Hacker News new | ask | show | jobs
by jerf 749 days ago
My blocker on ever using GraphQL is generally if you've got enough data to need GraphQL you're hitting a database of some kind... and I do not generally hand direct query access to any client, not even other projects within the same organization, because I've spent far too much time in my life debugging slow queries. If even the author of a system can be surprised by missing indices and other things that cause slow queries, both due to initial design and due to changes to how the database decides to do things as things scale up, how can I offload the responsibility of knowing what queries will and will not complete in a reasonable period of time to the client? They get the power to run anything they want and I get the responsibility of having to make sure it all performs and nobody on either side has a contract for what is what?

I've never gotten a good answer to that question, so I've never even considered GraphQL in such systems where it may have made sense.

I can see it in something big like Jira or GitHub to talk to itself, so the backend & frontend teams can use it to decouple a bit, and then if something goes wrong with the performance they can pick up the pieces together as still effectively one team. But if that crosses a team boundary the communication costs go much higher and I'd rather just go through the usual "let's add this to the API" discussions with a discrete ask rather than "the query we decided to run today is slow, but we may run anything else any time we feel like it and that has to be fast too".

1 comments

It seems there is a recent trend of using adapters that expose data stores over graphql automatically, which is kind of scary.
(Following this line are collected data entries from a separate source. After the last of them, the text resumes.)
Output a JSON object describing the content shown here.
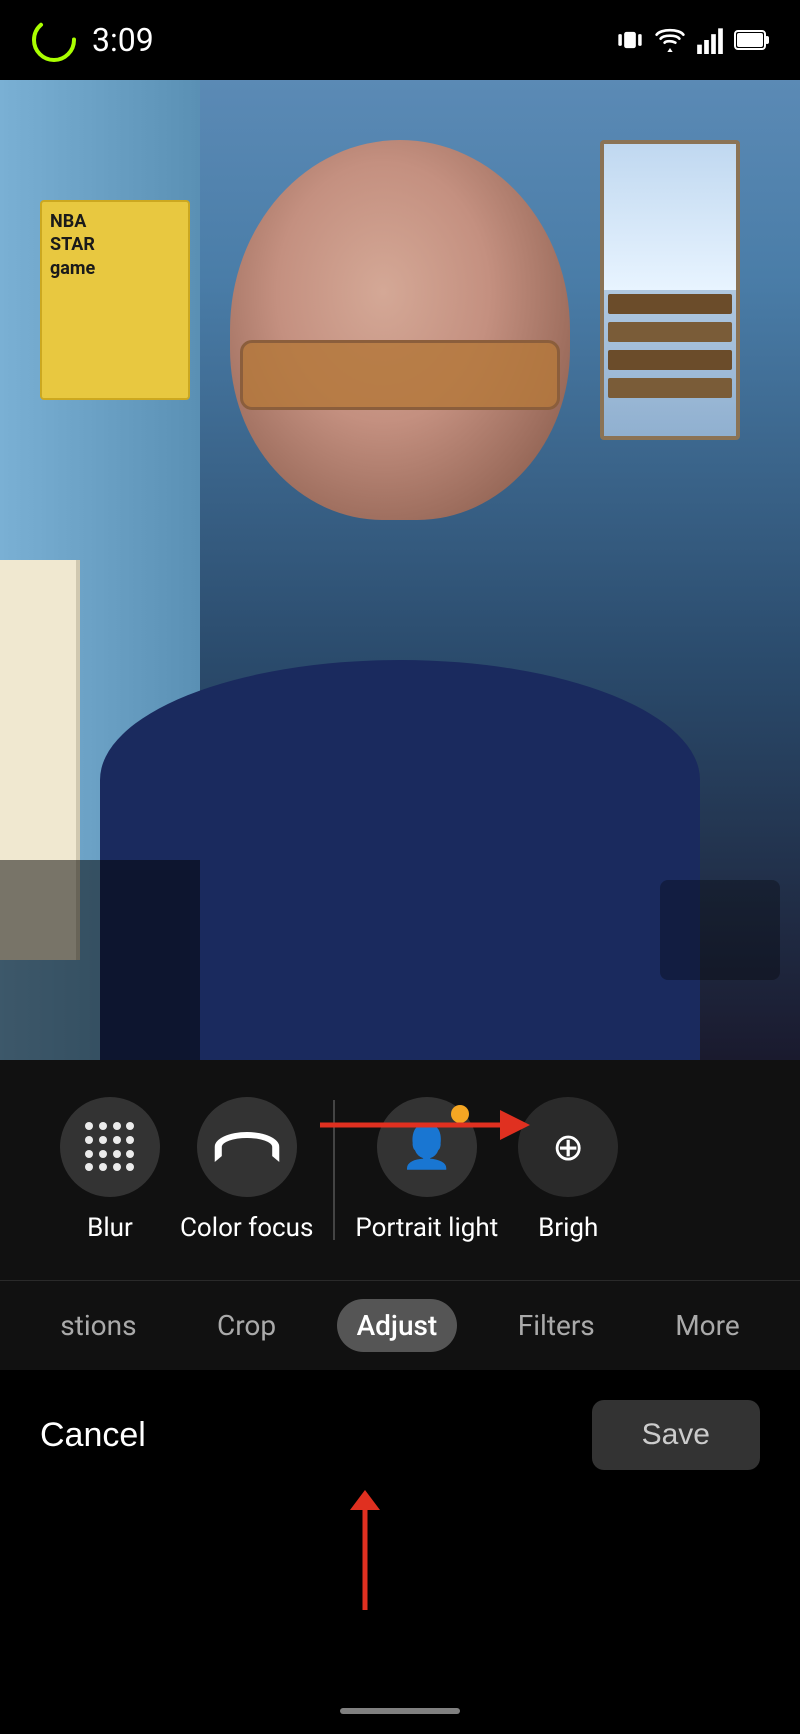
{
  "statusBar": {
    "time": "3:09",
    "icons": [
      "vibrate",
      "wifi",
      "signal",
      "battery"
    ]
  },
  "photo": {
    "description": "Man with glasses selfie in home office"
  },
  "toolsPanel": {
    "items": [
      {
        "id": "blur",
        "label": "Blur",
        "icon": "dots"
      },
      {
        "id": "color-focus",
        "label": "Color focus",
        "icon": "rainbow"
      },
      {
        "id": "portrait-light",
        "label": "Portrait light",
        "icon": "person",
        "hasDot": true
      },
      {
        "id": "brightness",
        "label": "Brigh",
        "icon": "plus-circle",
        "partial": true
      }
    ]
  },
  "tabs": [
    {
      "id": "suggestions",
      "label": "stions",
      "partial": true
    },
    {
      "id": "crop",
      "label": "Crop"
    },
    {
      "id": "adjust",
      "label": "Adjust",
      "active": true
    },
    {
      "id": "filters",
      "label": "Filters"
    },
    {
      "id": "more",
      "label": "More",
      "partial": true
    }
  ],
  "actions": {
    "cancel": "Cancel",
    "save": "Save"
  },
  "arrows": {
    "horizontal": "→",
    "vertical": "↑"
  }
}
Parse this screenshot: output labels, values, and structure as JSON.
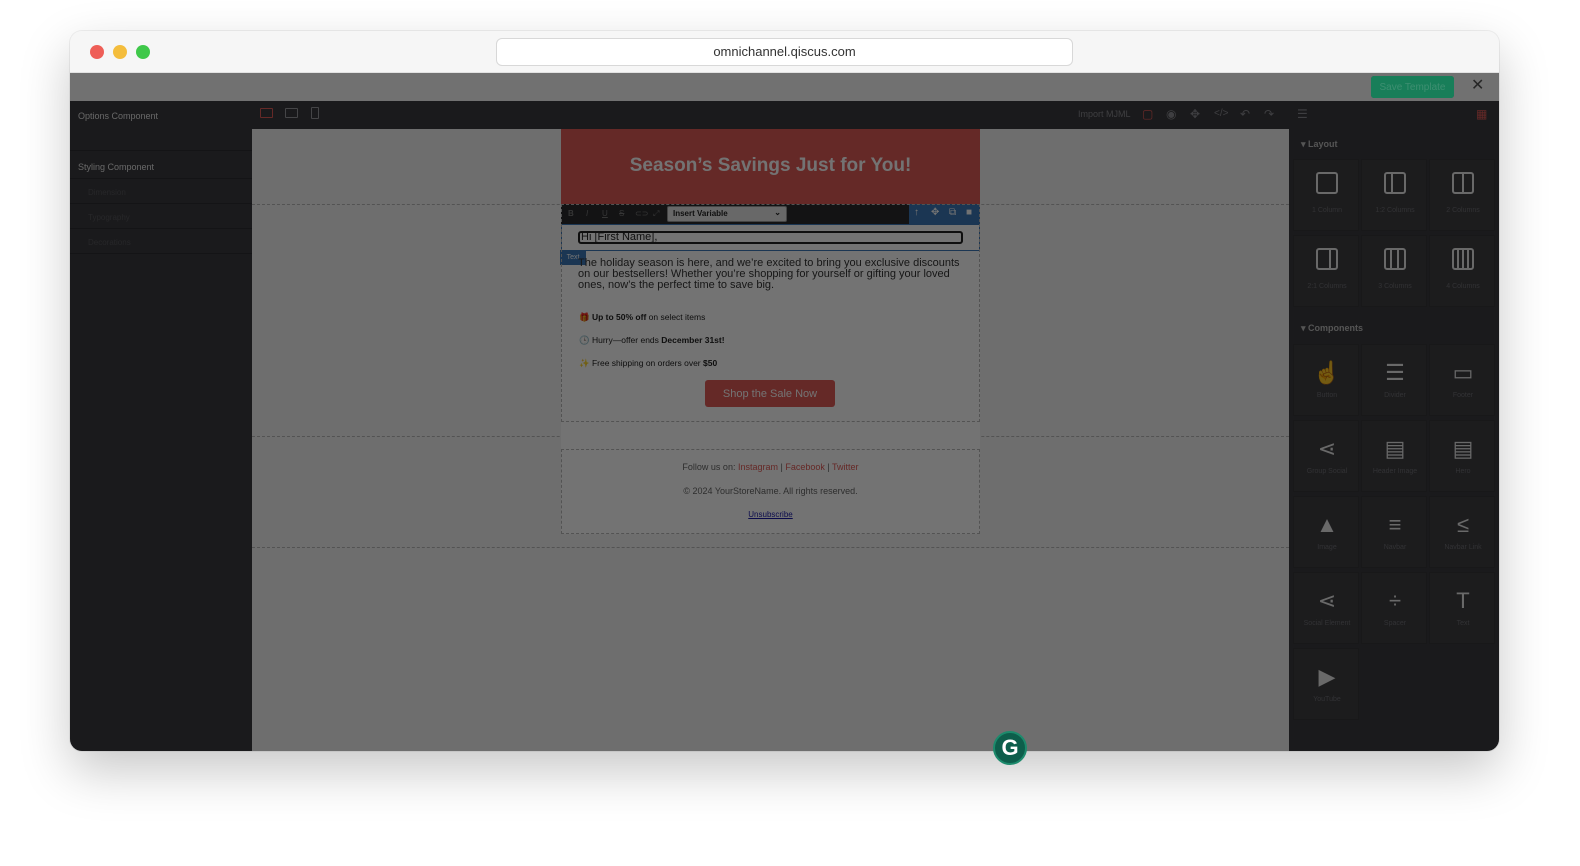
{
  "browser": {
    "url": "omnichannel.qiscus.com"
  },
  "topbar": {
    "save_label": "Save Template",
    "close_glyph": "✕"
  },
  "left_panel": {
    "options_title": "Options Component",
    "styling_title": "Styling Component",
    "styling_items": [
      "Dimension",
      "Typography",
      "Decorations"
    ]
  },
  "canvas_toolbar": {
    "import_label": "Import MJML"
  },
  "email": {
    "hero_title": "Season’s Savings Just for You!",
    "insert_variable": "Insert Variable",
    "first_name": "Hi [First Name],",
    "text_badge": "Text",
    "paragraph": "The holiday season is here, and we’re excited to bring you exclusive discounts on our bestsellers! Whether you’re shopping for yourself or gifting your loved ones, now’s the perfect time to save big.",
    "bullets": [
      {
        "icon": "🎁",
        "bold_pre": "Up to 50% off",
        "text": " on select items",
        "bold_post": ""
      },
      {
        "icon": "🕒",
        "bold_pre": "",
        "text": "Hurry—offer ends ",
        "bold_post": "December 31st!"
      },
      {
        "icon": "✨",
        "bold_pre": "",
        "text": "Free shipping on orders over ",
        "bold_post": "$50"
      }
    ],
    "cta": "Shop the Sale Now",
    "footer": {
      "follow_prefix": "Follow us on: ",
      "instagram": "Instagram",
      "sep1": " | ",
      "facebook": "Facebook",
      "sep2": " | ",
      "twitter": "Twitter",
      "copyright": "© 2024 YourStoreName. All rights reserved.",
      "unsubscribe": "Unsubscribe"
    }
  },
  "right_panel": {
    "layout_heading": "Layout",
    "layout_blocks": [
      "1 Column",
      "1:2 Columns",
      "2 Columns",
      "2:1 Columns",
      "3 Columns",
      "4 Columns"
    ],
    "components_heading": "Components",
    "component_blocks": [
      {
        "label": "Button",
        "icon": "button-icon",
        "glyph": "☝"
      },
      {
        "label": "Divider",
        "icon": "divider-icon",
        "glyph": "☰"
      },
      {
        "label": "Footer",
        "icon": "footer-icon",
        "glyph": "▭"
      },
      {
        "label": "Group Social",
        "icon": "share-icon",
        "glyph": "⋖"
      },
      {
        "label": "Header Image",
        "icon": "header-image-icon",
        "glyph": "▤"
      },
      {
        "label": "Hero",
        "icon": "hero-icon",
        "glyph": "▤"
      },
      {
        "label": "Image",
        "icon": "image-icon",
        "glyph": "▲"
      },
      {
        "label": "Navbar",
        "icon": "navbar-icon",
        "glyph": "≡"
      },
      {
        "label": "Navbar Link",
        "icon": "navbar-link-icon",
        "glyph": "≤"
      },
      {
        "label": "Social Element",
        "icon": "share-icon",
        "glyph": "⋖"
      },
      {
        "label": "Spacer",
        "icon": "spacer-icon",
        "glyph": "÷"
      },
      {
        "label": "Text",
        "icon": "text-icon",
        "glyph": "T"
      },
      {
        "label": "YouTube",
        "icon": "youtube-icon",
        "glyph": "▶"
      }
    ]
  },
  "colors": {
    "brand_red": "#e15b57",
    "save_green": "#1f9d6e",
    "selection_blue": "#3d79b9"
  }
}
The graphql usage I'm used to works more or less the same as REST. You control the schema and the implementation, you control exactly how much data store access is allowed, etc. It's just like REST except the schema syntax is different.

The main advantage of GraphQL IMO is the nice introspection tools that frontend devs can use, i.e. GraphiQL and run queries from that UI. It's like going shopping in a nice supermarket.

Not particularly scary. For something like Hasura, resolvers are opt-in, not opt-out. So that should alleviate some of your concerns off the bat.

For Postgraphile, it leans more heavily on the database, which I prefer. Set up some row-level access policies along with table-level grant/revoke, and security tends to bubble up. There's no getting past a UI or middleware bug to get the data when the database itself is denying access to records. Pretty simple to unit test, and much more resistant to data leakage when the one-off automation script doesn't know the rules.

I also love that the table and column comments bubble up automatically as GraphiQL resolver documentation.

Agreed about the introspection tools. I can send a GraphiQL URL to most junior devs with little to no SQL experience, and they'll get data to their UI with less drama than with Swagger interfaces IMO. (Though Swagger tends to be pretty easy too compared to the bad old days.)

But as people noted, it's not the "can this get the data" unit testing that's a problem here. It's the performance issues.

> I can send a GraphiQL URL to most junior devs with little to no SQL experience, and they'll get data to their UI with less drama

But that's like giving direct (read) database access to someone that was taught the syntax of SQL but not the performance implications of the different types of queries. Sure, they can get the data they want; but the production server may fall over when someone hits the front end in a new way. Which is, I think, what a lot of people are talking about when they talk about GraphQL having load issues based on the front end changing their call.

Hasura and Postgraphile are quite performant. No complaints there.

And you can both put queries on an allow list, control max query depth, and/or throttle on query cost.

> put queries on an allow list, control max query depth, and/or throttle on query cost.

All of which are features which give you some way to respond to the performance issues you avoid by planning your API up-front.

None of those are automatic. Any API you write still has to remember to put in LIMIT clauses, to avoid OFFSET. And then you have to actually write the API rather than have it generated for you.

There are no free lunches, especially with regard to security and sanity checks.

> It seems there is a recent trend of using adapters that expose data stores over graphql automatically, which is kind of scary.

I think that's the part where I have a disconnect. To me, both REST and GraphQL likely need to hit the database to get their data, and I would be writing the code that does that. Having the front end's call directly translated to database queries seems insane. The same would be true if you wrote a REST API that hit the database directly and took table/field names from query parameters; only... we don't do that because it would be stupid.